I confess that having to chat to people I don’t know over a meal isn’t always my idea of a relaxing evening – at Chapel House, there’s a large communal table – but our fellow diners are so charming and interesting that we end up ordering wine (from a very good list) together and there’s never a hiatus in the conversation. The meal itself – a mouthwatering gazpacho soup and pearl-barley risotto with salad for me (the awkward vegetarian), “scrumptious” scallops and John Dory or hake for the others, blackberry and apple crumble with clotted cream for all – is beyond tasty and, naturally, cooked with fresh and mainly local ingredients. We only wish that, rather than having to cater to all our whims and talk across the kitchen to us, Susan could join us for dinner too.

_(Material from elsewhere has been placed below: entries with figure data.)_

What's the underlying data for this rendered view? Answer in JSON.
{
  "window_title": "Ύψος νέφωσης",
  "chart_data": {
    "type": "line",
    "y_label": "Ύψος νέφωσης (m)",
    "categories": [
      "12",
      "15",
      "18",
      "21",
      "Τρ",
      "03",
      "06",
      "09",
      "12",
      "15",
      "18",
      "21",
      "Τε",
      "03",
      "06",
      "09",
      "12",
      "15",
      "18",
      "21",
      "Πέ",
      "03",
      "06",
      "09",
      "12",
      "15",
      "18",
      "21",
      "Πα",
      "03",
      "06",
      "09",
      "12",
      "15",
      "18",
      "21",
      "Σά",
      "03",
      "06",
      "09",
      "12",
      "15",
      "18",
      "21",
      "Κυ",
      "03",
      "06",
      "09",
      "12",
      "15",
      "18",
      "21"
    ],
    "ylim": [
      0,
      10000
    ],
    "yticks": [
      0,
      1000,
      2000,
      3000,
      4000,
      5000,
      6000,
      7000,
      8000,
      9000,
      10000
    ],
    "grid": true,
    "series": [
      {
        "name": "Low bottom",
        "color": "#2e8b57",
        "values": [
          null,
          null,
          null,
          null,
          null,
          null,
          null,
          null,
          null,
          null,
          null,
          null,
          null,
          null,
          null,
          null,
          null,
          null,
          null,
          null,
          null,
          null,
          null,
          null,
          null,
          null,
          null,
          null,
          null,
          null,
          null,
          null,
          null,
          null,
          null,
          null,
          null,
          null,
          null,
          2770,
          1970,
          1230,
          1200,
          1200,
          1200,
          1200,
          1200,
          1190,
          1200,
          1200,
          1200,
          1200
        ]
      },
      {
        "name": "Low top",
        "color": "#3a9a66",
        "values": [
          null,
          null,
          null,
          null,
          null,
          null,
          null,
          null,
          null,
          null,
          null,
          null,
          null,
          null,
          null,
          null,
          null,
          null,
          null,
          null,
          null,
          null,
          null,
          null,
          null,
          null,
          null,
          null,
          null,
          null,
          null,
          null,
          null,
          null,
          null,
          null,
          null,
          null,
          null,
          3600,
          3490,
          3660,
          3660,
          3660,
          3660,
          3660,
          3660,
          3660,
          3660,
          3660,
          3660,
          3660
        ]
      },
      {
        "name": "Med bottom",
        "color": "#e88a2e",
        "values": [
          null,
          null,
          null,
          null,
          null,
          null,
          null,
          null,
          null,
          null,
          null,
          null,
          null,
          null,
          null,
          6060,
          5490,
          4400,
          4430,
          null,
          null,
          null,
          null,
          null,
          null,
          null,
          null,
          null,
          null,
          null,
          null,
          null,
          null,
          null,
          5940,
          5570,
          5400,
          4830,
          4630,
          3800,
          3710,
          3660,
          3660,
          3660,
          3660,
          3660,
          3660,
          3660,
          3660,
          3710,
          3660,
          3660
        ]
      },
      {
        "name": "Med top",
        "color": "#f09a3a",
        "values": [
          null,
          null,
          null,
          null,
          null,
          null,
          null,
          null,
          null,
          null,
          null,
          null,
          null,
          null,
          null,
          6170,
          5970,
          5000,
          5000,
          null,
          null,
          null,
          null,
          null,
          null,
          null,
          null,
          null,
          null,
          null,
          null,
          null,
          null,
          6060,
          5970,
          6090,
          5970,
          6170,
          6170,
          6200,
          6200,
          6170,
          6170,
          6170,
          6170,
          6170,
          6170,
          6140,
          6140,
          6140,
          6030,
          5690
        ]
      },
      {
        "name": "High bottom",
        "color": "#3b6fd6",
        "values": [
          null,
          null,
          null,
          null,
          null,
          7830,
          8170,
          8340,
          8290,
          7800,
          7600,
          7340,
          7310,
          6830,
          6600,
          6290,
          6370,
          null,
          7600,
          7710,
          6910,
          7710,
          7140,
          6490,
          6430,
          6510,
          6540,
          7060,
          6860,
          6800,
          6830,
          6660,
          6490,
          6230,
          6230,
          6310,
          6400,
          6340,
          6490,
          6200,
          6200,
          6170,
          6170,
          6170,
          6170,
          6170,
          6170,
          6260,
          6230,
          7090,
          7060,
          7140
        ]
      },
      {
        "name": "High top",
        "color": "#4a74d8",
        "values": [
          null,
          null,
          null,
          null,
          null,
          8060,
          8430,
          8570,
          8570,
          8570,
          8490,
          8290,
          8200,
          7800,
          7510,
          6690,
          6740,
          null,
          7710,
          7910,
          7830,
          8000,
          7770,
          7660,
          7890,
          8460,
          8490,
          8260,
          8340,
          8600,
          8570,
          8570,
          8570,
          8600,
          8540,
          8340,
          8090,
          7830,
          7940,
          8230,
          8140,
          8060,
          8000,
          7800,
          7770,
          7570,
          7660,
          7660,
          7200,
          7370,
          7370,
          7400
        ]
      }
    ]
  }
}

To say I don’t remember much about the rest of the night is a major compliment not just to the quality of the wine cellar, but mainly to the comfort of our four-poster bed and cosy room. I’m so snug it’s a struggle to get up for the truly substantial and delicious breakfast (a choice of smoothies, eggs, full English, kippers, porridge, toast etc etc), even though it’s not early – it’s served until 10.30am, and there’s Sunday brunch from 10am till midday for those who really can’t muster up the energy to rise before then, or who need setting up for a long drive back. Which is exactly what we had to face after stopping for a good cobweb-clearing walk along the stunning coast path above Porthcurno.
If you’ve hitherto been put off staying in Penzance because of a lack of quality hostelries, be put off no longer: the town is on the rise, Chapel House has much to do with this, and it’s level-pegging with the most outstanding boutique hotels in which I’ve stayed. Bravo, Susan Stuart! We’ll be inviting ourselves back soon.